A peine l’eut-il lâchée qu’elle se rua hors du kuva, ses pieds laissant des empreintes rouges sur la terre sèche. Radigan, soulagé de la voir vivante, se cramponna en criant aux barreaux de sa cage. Il voulait s’interposer. Lui permettre de fuir. Faire quelque chose, n’importe quoi, pour qu’elle puisse gagner du temps.
Eperdue, Luanda épuisa ses forces dans les ruelles désertes jusqu’à franchir la porte du kuva de mariage où dînaient les hommes. Elle finit sa course face à la table des convives sur laquelle se battaient en duel de maigres carcasses de lièvre grillées rehaussées de mousses sèches. De toute sa plantureuse jeunesse, elle offrait le spectacle chaotique d’une gourmandise interdite.
Sa respiration saccadée, son émoi, la rendaient pareille à une proie sous la flèche du chasseur. Vulnérable. Son cœur battait à tout rompre et cognait sa gorge dans des soubresauts répétés et paniqués.
Même Craon se pencha au-devant d’elle, oubliant un instant la mariée.
— Il l’a tuée ! Il l’a tuée ! cria-t-elle avant de fondre en pleurs et d’entendre ses propres hurlements lui vriller les oreilles à travers le souffle court de sa respiration, mêlés au sursaut de ses larmes.

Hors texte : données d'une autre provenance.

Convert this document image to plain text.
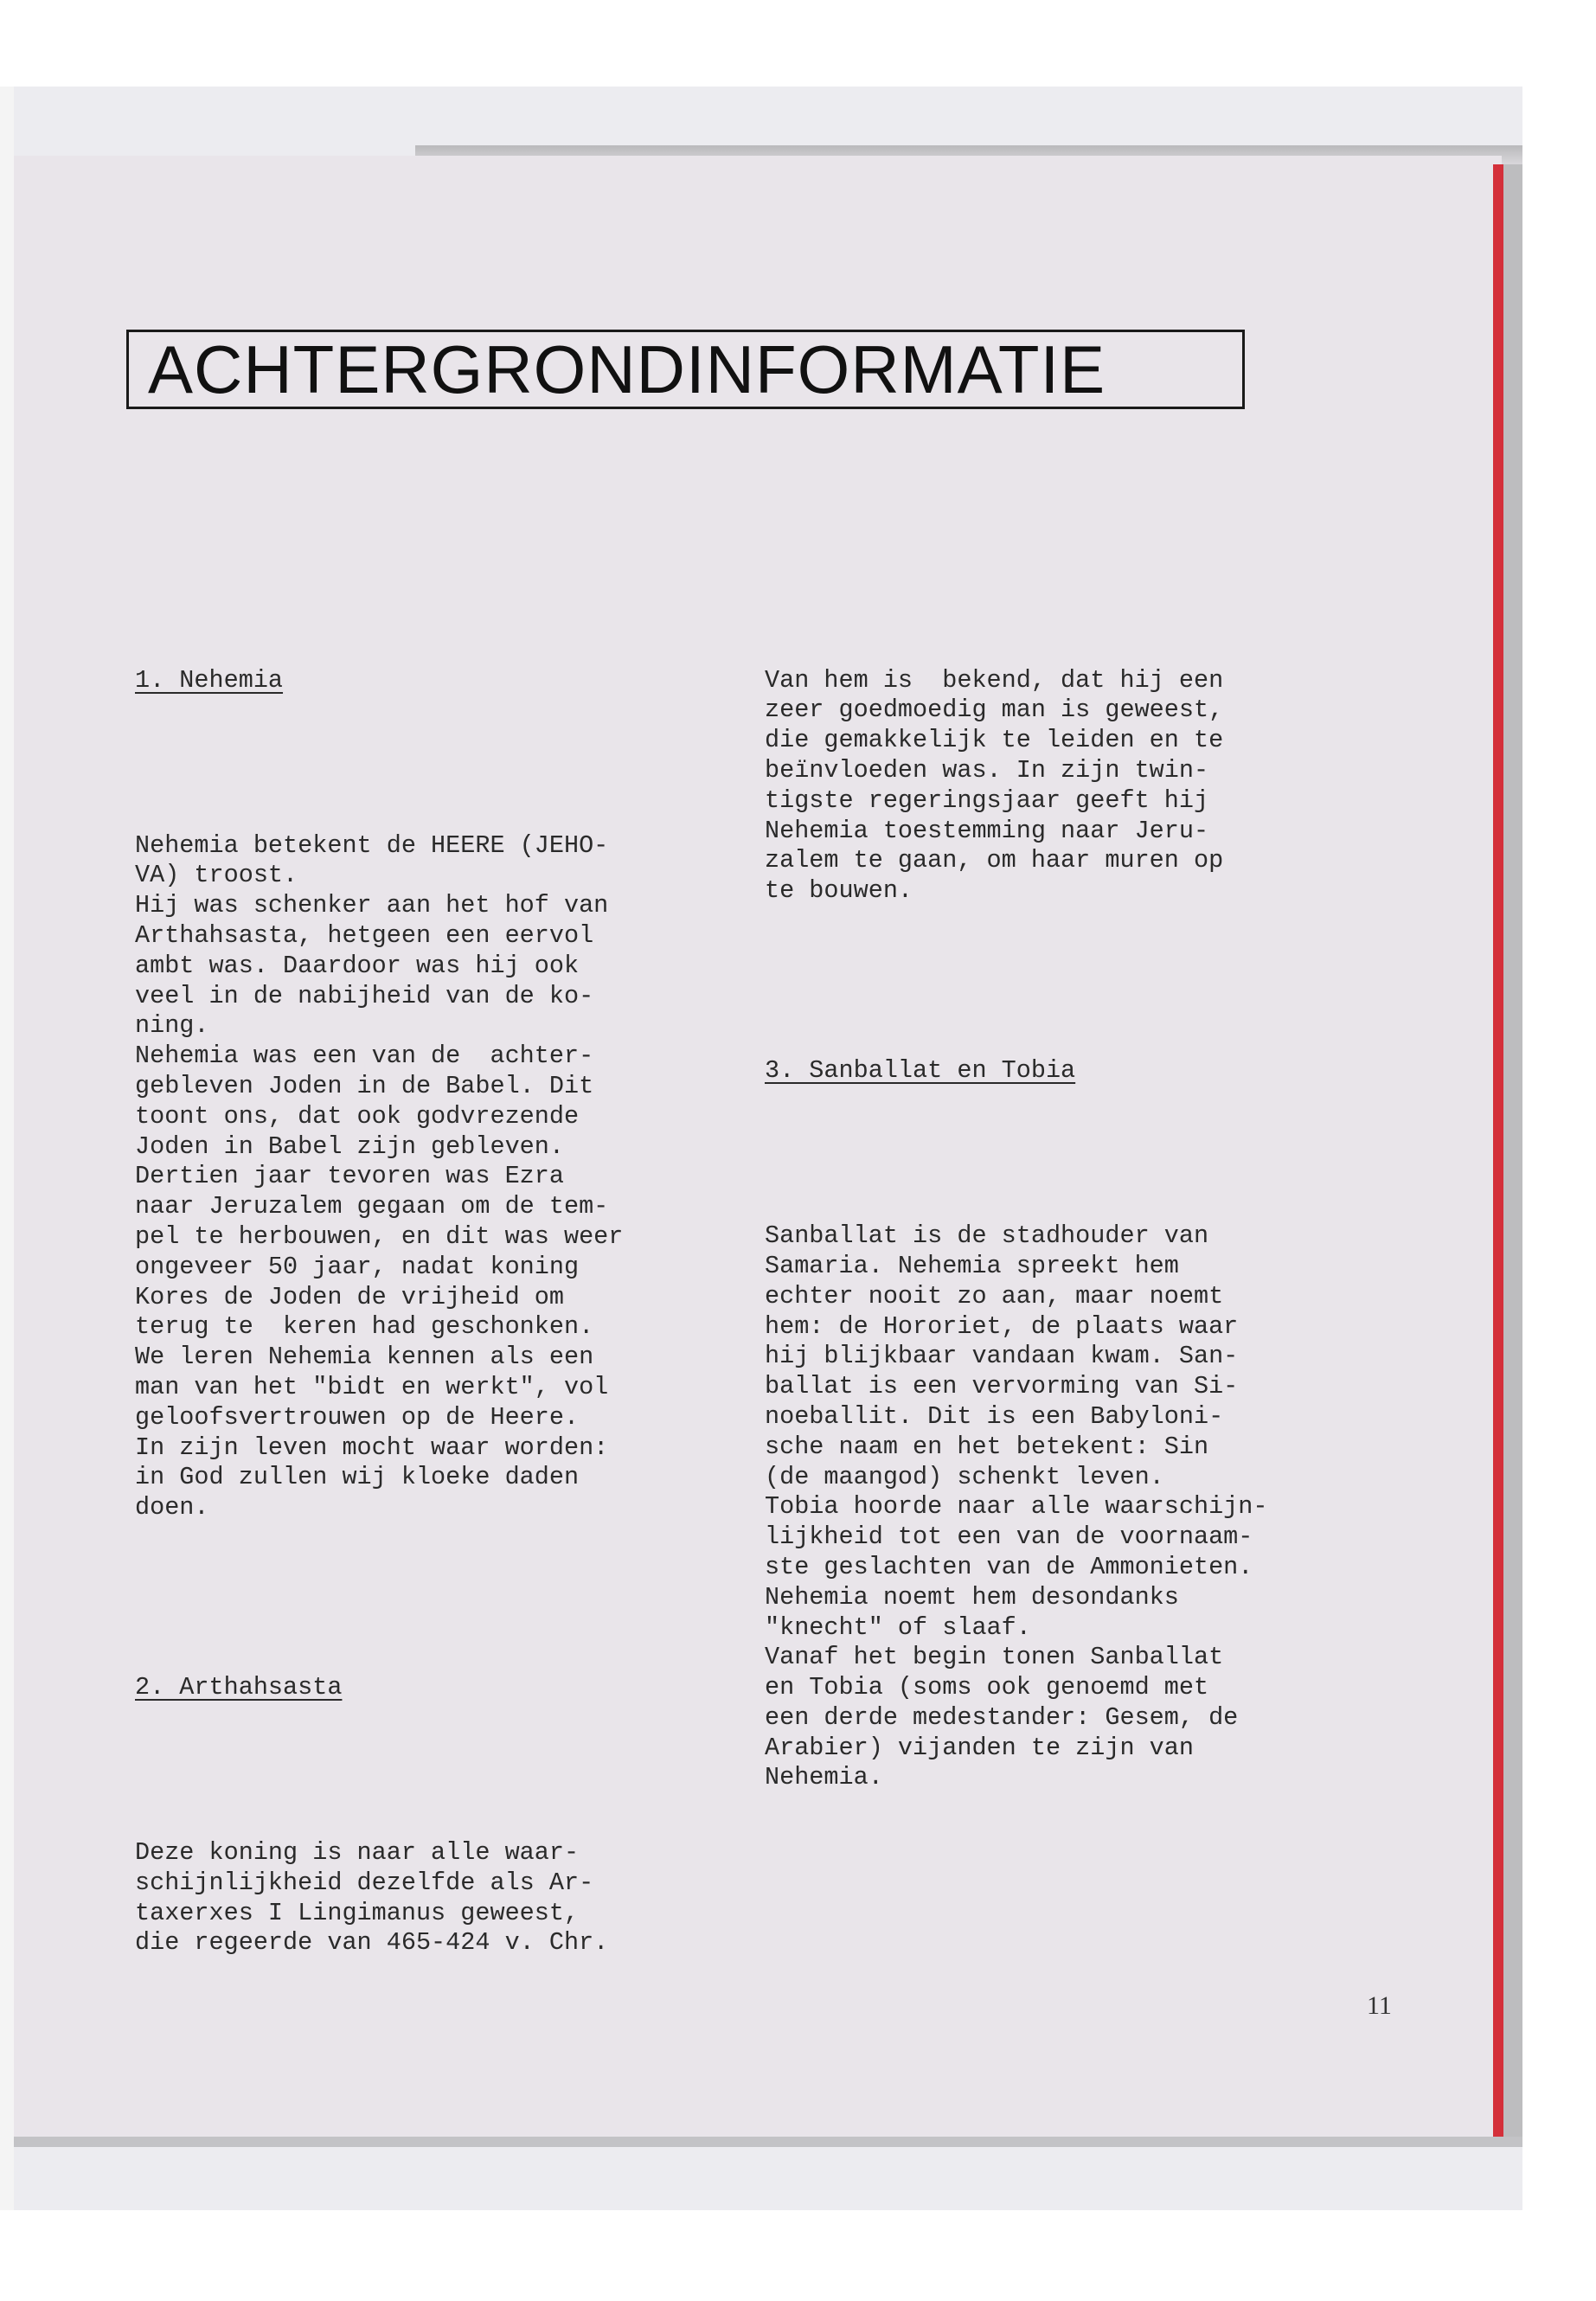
ACHTERGRONDINFORMATIE

1. Nehemia

Nehemia betekent de HEERE (JEHO-
VA) troost.
Hij was schenker aan het hof van
Arthahsasta, hetgeen een eervol
ambt was. Daardoor was hij ook
veel in de nabijheid van de ko-
ning.
Nehemia was een van de  achter-
gebleven Joden in de Babel. Dit
toont ons, dat ook godvrezende
Joden in Babel zijn gebleven.
Dertien jaar tevoren was Ezra
naar Jeruzalem gegaan om de tem-
pel te herbouwen, en dit was weer
ongeveer 50 jaar, nadat koning
Kores de Joden de vrijheid om
terug te  keren had geschonken.
We leren Nehemia kennen als een
man van het "bidt en werkt", vol
geloofsvertrouwen op de Heere.
In zijn leven mocht waar worden:
in God zullen wij kloeke daden
doen.

2. Arthahsasta

Deze koning is naar alle waar-
schijnlijkheid dezelfde als Ar-
taxerxes I Lingimanus geweest,
die regeerde van 465-424 v. Chr.

Van hem is  bekend, dat hij een
zeer goedmoedig man is geweest,
die gemakkelijk te leiden en te
beïnvloeden was. In zijn twin-
tigste regeringsjaar geeft hij
Nehemia toestemming naar Jeru-
zalem te gaan, om haar muren op
te bouwen.

3. Sanballat en Tobia

Sanballat is de stadhouder van
Samaria. Nehemia spreekt hem
echter nooit zo aan, maar noemt
hem: de Hororiet, de plaats waar
hij blijkbaar vandaan kwam. San-
ballat is een vervorming van Si-
noeballit. Dit is een Babyloni-
sche naam en het betekent: Sin
(de maangod) schenkt leven.
Tobia hoorde naar alle waarschijn-
lijkheid tot een van de voornaam-
ste geslachten van de Ammonieten.
Nehemia noemt hem desondanks
"knecht" of slaaf.
Vanaf het begin tonen Sanballat
en Tobia (soms ook genoemd met
een derde medestander: Gesem, de
Arabier) vijanden te zijn van
Nehemia.

11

Craon se souleva et, tant pour laver l’affront que pour l’aider à reprendre ses esprits, lui lança au visage le contenu de son pichet. Bientôt imité par les autres, ne sachant s’ils devaient s’amuser ou s’offusquer.
— Qui a fait quoi ? gronda-t-il.
S’ébrouant, hoquetant et à moitié noyée, Luanda releva la tête. Sa natte était défaite et ses cheveux coulaient telles deux rivières d’or noir le long de ses épaules.
— Il a tué Providence, conclut-elle dans un cri.
Youpur franchit pour la énième fois la porte du kuva nuptial et s’arrêta devant la cage du ver nu.
— Ne t’inquiète pas pour elle, lui dit-il. Je ne lui veux pas de mal. Elle reviendra, tu sais, ajouta-t-il en grattant du pied l’une des empreintes sanglantes laissées par la jeune fille.
Il ne remarqua pas les trois visages inquiets des soeurs qui, alertées par le bruit, avaient quitté leur ouvrage et s’inscrivaient à contre-jour, à l’entrée de la pièce, au niveau du couloir. Il sortit son coutelas des Monts-Hauts et d’un geste sûr trancha les barreaux de bambou de la cage.
— Que vas-tu faire de ta liberté maintenant, « ver nu » ? Lui courir après ? Te battre avec moi ?
Surpris, Radigan était tombé aux pieds de Youpur, entraînant avec lui quelques barreaux qui dessinaient sous le poids de son corps une arabesque élastique.
— Que dis-tu de cela, prisonnier ? Ta liberté t’accuse et te réduit à ma merci. Va donc t’en prendre à Providence !
Il éclata d’un rire rauque qui blessa de son éclat sinistre l’insouciance des sœurs, avant de se taire et de laisser tomber, dédaigneusement, son arme au-devant de la main ouverte de Radigan.